Interview de Sylvie GOULARD

Publié le par Famagouste

Quel est votre parcours et vos fonctions ?

J'ai commencé ma carrière dans la fonction publique française (ministère des affaires étrangères), à ma sortie de l'ENA . Puis j'ai cherché à acquérir une compétence dans le domaine de la réflexion en allant au CERI (Sciences Po) et en enseignant. J'ai ensuite passé trois ans à la Commission, dans le service de prospective du Président.

Comment est né votre intérêt pour l’Europe ?

L'Europe m'a toujours passionnée, par la richesse des contacts qu'elle permet. Construire ensemble, sur la base d'expériences culturelles, linguistiques, politiques, sociales différentes, est une école d'humilité et d'enthousiasme. C'est le suel projet politique motivant et amusant.

Quel est votre premier souvenir européen ?

1) Un toboggan extraordinaire, dans un jardin public à Milan. J'en ai déduit que cela pouvait être vraiment mieux ailleurs.
2) La liste des noms des morts de la paroisse, que je lisais, pendant la messe, quand mon esprit vagabondait. Deux, portant le même patronyme, étaient morts le même jour. Etaient-ce des frères ? J'en ai conçu un dégout viscéral, profond de la guerre et un intérêt jamais démenti pour
l'Allemagne.

D’après-vous qu’est ce qui va changer dans notre vie de tous les jours d’ici les prochaines années par rapport à l’Europe ?

J'espère qu'on nous demandera notre avis sur une décision aussi fondamentale que les élargissements, sinon il y aura une crise majeure.

Que retenez-vous de l'année 1989? le Bicentenaire de la révolution française ou la chute du mur de Berlin?

La chute du mur de Berlin, sans aucun doute. Le premier était une commémoration, parfois réussie mais artificielle, reconstituée. L'autre c'était la vie en marche. Je lisais la presse allemande chaque jour, en parlais sans cesse avec des amis allemands, suivais les manifestations
de Leipzig au jour le jour. Le 9 novembre fut une joie extraordinaire. Et j'ai eu la chance d'être dans l'équipe française qui a négocié le traité 2+4, unifiant l'Allemagne. La précipitation des evènements fut incroyable.

Que faisiez-vous en 1973 lors du premier élargissement de l’Europe ? Avez-vous été marqué par cette étape ?

Mauvaise question qui montre que vous me vieillissez...Je devais être sur le tobbogan précité.
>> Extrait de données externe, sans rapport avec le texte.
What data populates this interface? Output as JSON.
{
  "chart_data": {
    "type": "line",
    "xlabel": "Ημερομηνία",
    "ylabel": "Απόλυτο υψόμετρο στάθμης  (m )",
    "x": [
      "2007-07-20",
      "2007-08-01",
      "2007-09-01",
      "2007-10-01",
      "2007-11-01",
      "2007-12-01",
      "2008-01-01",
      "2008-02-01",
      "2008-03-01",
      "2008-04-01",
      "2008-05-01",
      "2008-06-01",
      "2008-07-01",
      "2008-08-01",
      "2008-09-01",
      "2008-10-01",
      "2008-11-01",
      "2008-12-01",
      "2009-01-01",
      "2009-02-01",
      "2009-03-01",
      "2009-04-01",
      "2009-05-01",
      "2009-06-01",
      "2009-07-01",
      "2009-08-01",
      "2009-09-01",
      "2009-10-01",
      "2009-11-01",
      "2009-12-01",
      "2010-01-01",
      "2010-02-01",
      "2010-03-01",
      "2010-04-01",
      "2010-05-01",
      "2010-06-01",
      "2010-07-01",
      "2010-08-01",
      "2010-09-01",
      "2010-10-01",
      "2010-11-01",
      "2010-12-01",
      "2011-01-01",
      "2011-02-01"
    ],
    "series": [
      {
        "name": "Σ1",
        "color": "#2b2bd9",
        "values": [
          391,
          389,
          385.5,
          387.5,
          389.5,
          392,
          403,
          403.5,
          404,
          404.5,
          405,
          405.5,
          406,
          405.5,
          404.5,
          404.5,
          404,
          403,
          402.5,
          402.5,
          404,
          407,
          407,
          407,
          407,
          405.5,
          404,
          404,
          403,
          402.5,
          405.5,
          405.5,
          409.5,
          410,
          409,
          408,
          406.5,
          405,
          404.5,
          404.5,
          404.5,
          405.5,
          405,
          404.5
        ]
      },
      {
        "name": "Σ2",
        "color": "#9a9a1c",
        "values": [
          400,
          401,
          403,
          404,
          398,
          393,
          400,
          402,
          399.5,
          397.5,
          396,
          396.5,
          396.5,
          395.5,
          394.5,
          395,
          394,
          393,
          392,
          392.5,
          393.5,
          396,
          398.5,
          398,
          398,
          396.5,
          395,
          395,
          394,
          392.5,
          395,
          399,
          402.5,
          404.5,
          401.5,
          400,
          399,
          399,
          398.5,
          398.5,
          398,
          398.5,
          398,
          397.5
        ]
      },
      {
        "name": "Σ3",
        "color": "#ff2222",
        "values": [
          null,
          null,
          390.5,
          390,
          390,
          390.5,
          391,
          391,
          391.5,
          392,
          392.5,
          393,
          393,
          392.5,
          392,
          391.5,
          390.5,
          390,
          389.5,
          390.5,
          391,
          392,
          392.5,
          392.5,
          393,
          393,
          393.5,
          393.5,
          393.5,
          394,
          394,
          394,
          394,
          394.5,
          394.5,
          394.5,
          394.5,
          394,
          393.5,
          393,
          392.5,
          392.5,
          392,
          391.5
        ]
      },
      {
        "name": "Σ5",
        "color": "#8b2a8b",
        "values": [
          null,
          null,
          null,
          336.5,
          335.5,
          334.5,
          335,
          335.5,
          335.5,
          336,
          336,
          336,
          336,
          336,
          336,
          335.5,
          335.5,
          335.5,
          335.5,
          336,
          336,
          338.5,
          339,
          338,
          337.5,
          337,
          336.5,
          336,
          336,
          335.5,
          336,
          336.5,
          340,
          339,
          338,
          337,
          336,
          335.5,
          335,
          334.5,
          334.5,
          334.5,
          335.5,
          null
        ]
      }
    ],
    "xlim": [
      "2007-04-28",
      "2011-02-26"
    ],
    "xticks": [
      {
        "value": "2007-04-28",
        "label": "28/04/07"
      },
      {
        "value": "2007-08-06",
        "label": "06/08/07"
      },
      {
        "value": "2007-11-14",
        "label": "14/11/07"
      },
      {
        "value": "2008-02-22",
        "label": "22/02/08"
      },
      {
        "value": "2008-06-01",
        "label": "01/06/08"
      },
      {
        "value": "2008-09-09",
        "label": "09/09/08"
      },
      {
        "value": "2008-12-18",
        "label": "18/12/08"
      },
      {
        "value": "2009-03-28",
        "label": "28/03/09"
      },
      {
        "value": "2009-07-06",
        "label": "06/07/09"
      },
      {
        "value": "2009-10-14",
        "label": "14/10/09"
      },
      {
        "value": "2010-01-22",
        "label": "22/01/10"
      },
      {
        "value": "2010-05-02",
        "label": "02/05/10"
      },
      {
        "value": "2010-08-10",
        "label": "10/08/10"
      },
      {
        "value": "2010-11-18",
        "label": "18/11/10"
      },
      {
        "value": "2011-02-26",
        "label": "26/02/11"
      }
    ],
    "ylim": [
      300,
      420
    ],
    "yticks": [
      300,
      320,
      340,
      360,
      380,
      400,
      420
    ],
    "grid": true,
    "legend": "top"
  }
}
Avez-vous été davantage marqué par l’élargissement en 1981 et 1986 ? en 1995 ?

On est toujours plus marqué par un évènement qu'on relit à des êtres chers. Ayant des amis chers en Autriche, avec lesquels j'ai passé quelques nuits à refaire le monde en général et l'UE en particulier, c'est leur arrivée qui m'a le plus marquée.

Où sont les limites de l’Europe ?

Elles doivent être fixées en fonction de plusieurs facteurs quant aux candidats :

- une conception raisonnée de la géographie, c'est pourquoi j'en exclus la Turquie qui a 3 % de son territoire et 11 % de sa population en Europe ;
- une acceptation de la supranationalité qui hélas, n'est pas mentionnée parmi les critères de Copenhague, d'où mes doutes devant le nationalisme turc ou serbe par exemple. On pourrait même exiger des anciens une piqure de rappel...
- un refus de la corruption ; il y a des problèmes énormes en Bulgarie et Roumanie à cet égard ;
- et enfin seulement, les 3 critères de Copenhague

+ Des conditions liées à l'UE elle-même :

- le 4 ème critère de Copenhague sur le maintien de "l'élan de l'intégration" qui est une jolie formule ;
- l'existence d'institutions fonctionnant ; si l'on devait vivre avec le traité de Nice, ce serait très difficile à 25 ;
- et de fonds suffisants. La politique de MM. Chirac et Schroeder qu'on pourrait qualifier de "stratégique à low cost" est très critiquable.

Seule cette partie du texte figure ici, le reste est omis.